The switch from summer to winter-grade gasoline at the end of September saw European prices and margins cool as more expensive summer material gave way for the cheaper winter grade. But this year the seasonal spread — the difference between summer and winter grades — was much wider than last year.

Eurobob non-oxy premiums to Dated crude were $10.29/bl on 28 September — the first day of winter-only material — down from $19.34/bl on 22 September, the final day of summer-only gasoline. Oxy premiums fell to $10.83/bl from $21.14/bl over the same period. 

Such a pronounced drop is rare. For comparison, the summer to winter transition last year led to a drop in premiums to crude of just $2.66/bl for non-oxy and $2.45/bl for oxy grades, respectively. In the 2019-21 summer to winter transitions the premium averaged a drop of just 10¢/bl for non-oxy and a $1.02/bl fall for oxy gasoline. 
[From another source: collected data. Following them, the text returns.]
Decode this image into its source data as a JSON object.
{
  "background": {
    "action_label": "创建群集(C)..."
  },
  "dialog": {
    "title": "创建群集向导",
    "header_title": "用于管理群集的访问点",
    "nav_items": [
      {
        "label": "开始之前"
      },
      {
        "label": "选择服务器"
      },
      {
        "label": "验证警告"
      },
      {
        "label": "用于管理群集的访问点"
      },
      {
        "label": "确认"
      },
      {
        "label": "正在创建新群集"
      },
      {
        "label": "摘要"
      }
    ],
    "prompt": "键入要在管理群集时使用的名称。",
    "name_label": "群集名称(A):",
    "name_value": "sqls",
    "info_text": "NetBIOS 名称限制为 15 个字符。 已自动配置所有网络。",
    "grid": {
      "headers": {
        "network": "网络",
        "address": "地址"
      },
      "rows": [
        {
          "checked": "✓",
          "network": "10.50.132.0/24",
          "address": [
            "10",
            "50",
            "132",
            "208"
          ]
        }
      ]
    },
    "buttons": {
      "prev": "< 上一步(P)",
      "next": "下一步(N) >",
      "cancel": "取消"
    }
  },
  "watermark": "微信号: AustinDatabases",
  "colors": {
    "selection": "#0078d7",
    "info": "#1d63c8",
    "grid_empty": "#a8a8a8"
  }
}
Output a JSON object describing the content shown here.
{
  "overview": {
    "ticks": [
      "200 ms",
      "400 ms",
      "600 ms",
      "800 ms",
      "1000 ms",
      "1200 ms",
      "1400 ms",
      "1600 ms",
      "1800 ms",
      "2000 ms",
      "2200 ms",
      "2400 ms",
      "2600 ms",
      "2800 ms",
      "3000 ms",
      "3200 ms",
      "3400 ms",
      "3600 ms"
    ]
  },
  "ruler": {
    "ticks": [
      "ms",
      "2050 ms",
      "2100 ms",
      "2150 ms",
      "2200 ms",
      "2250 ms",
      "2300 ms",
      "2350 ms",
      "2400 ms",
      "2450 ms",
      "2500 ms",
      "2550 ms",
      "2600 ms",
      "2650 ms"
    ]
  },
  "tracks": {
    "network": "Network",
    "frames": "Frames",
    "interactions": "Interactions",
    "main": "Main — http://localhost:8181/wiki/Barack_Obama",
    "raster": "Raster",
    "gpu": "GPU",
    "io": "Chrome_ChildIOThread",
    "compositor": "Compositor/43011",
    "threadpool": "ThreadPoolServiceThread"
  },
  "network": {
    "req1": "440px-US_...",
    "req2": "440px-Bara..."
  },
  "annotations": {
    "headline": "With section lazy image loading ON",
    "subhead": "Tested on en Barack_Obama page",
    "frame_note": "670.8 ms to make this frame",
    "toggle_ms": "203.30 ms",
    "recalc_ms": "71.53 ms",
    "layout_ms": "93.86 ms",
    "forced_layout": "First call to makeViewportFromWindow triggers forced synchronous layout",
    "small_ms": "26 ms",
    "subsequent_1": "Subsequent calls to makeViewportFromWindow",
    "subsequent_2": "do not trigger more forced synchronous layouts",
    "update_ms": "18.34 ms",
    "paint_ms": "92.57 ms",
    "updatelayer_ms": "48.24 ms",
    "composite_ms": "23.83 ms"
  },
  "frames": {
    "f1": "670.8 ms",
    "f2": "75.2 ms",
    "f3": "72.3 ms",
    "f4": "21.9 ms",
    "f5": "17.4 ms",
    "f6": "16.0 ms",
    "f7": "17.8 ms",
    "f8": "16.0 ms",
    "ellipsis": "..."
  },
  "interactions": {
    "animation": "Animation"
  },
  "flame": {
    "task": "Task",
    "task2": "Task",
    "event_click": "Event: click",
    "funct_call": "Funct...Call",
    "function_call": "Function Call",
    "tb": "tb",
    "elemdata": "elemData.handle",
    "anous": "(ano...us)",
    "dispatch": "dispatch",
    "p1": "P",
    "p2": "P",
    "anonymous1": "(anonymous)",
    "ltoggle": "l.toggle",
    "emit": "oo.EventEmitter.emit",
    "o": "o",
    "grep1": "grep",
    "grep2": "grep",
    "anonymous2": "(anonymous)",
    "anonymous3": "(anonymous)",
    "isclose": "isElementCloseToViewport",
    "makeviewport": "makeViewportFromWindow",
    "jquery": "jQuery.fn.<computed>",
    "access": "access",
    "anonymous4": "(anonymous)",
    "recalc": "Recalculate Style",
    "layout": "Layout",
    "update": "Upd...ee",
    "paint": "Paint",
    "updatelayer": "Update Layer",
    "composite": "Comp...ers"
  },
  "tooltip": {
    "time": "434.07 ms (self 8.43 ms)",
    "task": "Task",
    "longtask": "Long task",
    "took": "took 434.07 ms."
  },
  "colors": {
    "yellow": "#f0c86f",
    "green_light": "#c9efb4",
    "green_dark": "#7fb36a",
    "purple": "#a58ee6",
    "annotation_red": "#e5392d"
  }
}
Summer-grade gasoline margins have been particularly high this year — rising to around $33/bl in late July and again in late August — with firm demand in northwest Europe and a steady draw from the US, which clashed with curbed refinery runs and outages in Europe. While lower than the highs reached in June 2022, when geopolitical turbulence and pent-up demand from Covid-lockdowns saw margins climb to more than $55/bl, the strength in gasoline margins extended well into September, which did not happen last year.

 

It is possible that a demand dip in August saw refiners switch to production of winter-grade gasoline. And traders noted that stockbuilds through late August and into September in the Amsterdam-Rotterdam-Antwerp hub were most likely winter specification. The tightness of summer relative to winter may have accentuated the seasonal spread this year.

Another factor contributing to wider seasonal spreads may be the cost of blending. The price was high for octane-enhancing components this summer, which particularly affected summer grades that have a stricter evaporability specification. For oxy-grade in particular, oxygenates like MTBE were also expensive. MTBE values climbed, with a high gasoline-naphtha spread encouraging summer blending, while more recently outages have curtailed supplies.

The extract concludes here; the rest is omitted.